A Sphingomonas sp. strain BSAR-1 expressing a high activity alkaline phosphatase (PhoK) has also been applied for bioprecipitation of uranium from alkaline solutions. The precipitation ability was enhanced by overexpressing PhoK protein in E. coli. This is the first report of bioprecipitation of uranium under alkaline conditions.

=== Wine fermentation ===
Wine, developed through the alcoholic fermentation of grapes, is an alcoholic beverage that is sensorially characterized by micro-bacteria and a host of other environmental factors. While historic variables such as location, temperature, soil quality, and winemaking practices play a role in altering the taste of a wine, microbial biogeography plays a significant role in the quality of wine. A terroir, comprising the aforementioned characteristics, influences the quality of the wine grapes based on the unique vineyard region that it originates from. The bacterial diversity of the grapes anticipates a wine's chemical structure. The management of these microbial factors, within the fermentation process, allows producers to control the prevalence of desirable regional attributes.

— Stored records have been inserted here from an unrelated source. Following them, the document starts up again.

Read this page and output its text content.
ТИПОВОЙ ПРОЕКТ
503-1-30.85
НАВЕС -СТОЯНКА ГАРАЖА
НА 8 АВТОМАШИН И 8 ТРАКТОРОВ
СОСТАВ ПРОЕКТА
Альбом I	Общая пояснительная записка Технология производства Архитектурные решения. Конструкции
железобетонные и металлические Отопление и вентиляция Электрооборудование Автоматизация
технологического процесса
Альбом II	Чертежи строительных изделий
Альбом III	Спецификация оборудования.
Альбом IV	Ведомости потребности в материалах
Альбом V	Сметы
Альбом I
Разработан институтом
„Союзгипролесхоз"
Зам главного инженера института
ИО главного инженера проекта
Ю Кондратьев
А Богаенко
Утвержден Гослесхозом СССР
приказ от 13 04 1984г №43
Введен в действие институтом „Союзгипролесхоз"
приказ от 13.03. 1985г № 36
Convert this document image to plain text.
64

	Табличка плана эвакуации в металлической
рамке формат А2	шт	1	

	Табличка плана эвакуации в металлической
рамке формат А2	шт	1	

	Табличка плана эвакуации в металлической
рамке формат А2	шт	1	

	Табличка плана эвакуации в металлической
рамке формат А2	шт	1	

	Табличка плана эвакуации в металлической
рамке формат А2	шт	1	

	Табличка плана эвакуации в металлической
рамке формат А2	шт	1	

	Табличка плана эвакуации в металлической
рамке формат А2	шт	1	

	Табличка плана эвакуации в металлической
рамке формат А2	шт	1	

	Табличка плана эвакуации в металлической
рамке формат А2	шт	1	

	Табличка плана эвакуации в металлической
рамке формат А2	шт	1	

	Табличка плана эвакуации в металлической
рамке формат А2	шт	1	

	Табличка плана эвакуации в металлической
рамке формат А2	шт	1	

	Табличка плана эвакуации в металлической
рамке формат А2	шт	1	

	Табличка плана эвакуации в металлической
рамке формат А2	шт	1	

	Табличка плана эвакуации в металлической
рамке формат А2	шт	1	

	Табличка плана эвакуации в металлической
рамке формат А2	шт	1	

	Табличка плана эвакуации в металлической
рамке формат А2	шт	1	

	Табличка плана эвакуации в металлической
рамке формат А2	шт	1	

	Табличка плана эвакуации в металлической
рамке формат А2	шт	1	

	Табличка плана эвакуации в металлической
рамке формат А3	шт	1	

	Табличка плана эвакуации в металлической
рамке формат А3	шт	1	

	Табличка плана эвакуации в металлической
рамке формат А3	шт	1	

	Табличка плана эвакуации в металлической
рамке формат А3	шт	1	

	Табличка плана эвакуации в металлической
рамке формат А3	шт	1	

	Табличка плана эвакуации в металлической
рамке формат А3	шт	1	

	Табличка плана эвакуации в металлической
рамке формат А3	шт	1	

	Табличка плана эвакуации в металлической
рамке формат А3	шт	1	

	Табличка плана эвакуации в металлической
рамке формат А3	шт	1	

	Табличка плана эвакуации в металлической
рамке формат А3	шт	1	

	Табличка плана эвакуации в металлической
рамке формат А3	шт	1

While most microbiota cannot survive the wine fermentation process, Sphingomonas, found in soil, grape leaves, and on fermentation surfaces, can survive this process. The pigmentation, stress resistance levels, unique restorative DNA system, and low nutrient necessity allows further growth in the phyllosphere. As the grape matures, the microbial count increases due to nutrient availability and expansion of its surface area. Researchers at the University of California, Davis observed an increase in abundance of the Sphingomonas bacteria from finished wines cultivated within Napa and Sonoma Counties, California. This indicates that Sphingomonas is a biomarker for the chemical composition of wine. Sphingomonas is found throughout the wine fermentation process indicating a relationship between the bacteria and microbial terroir of the wines.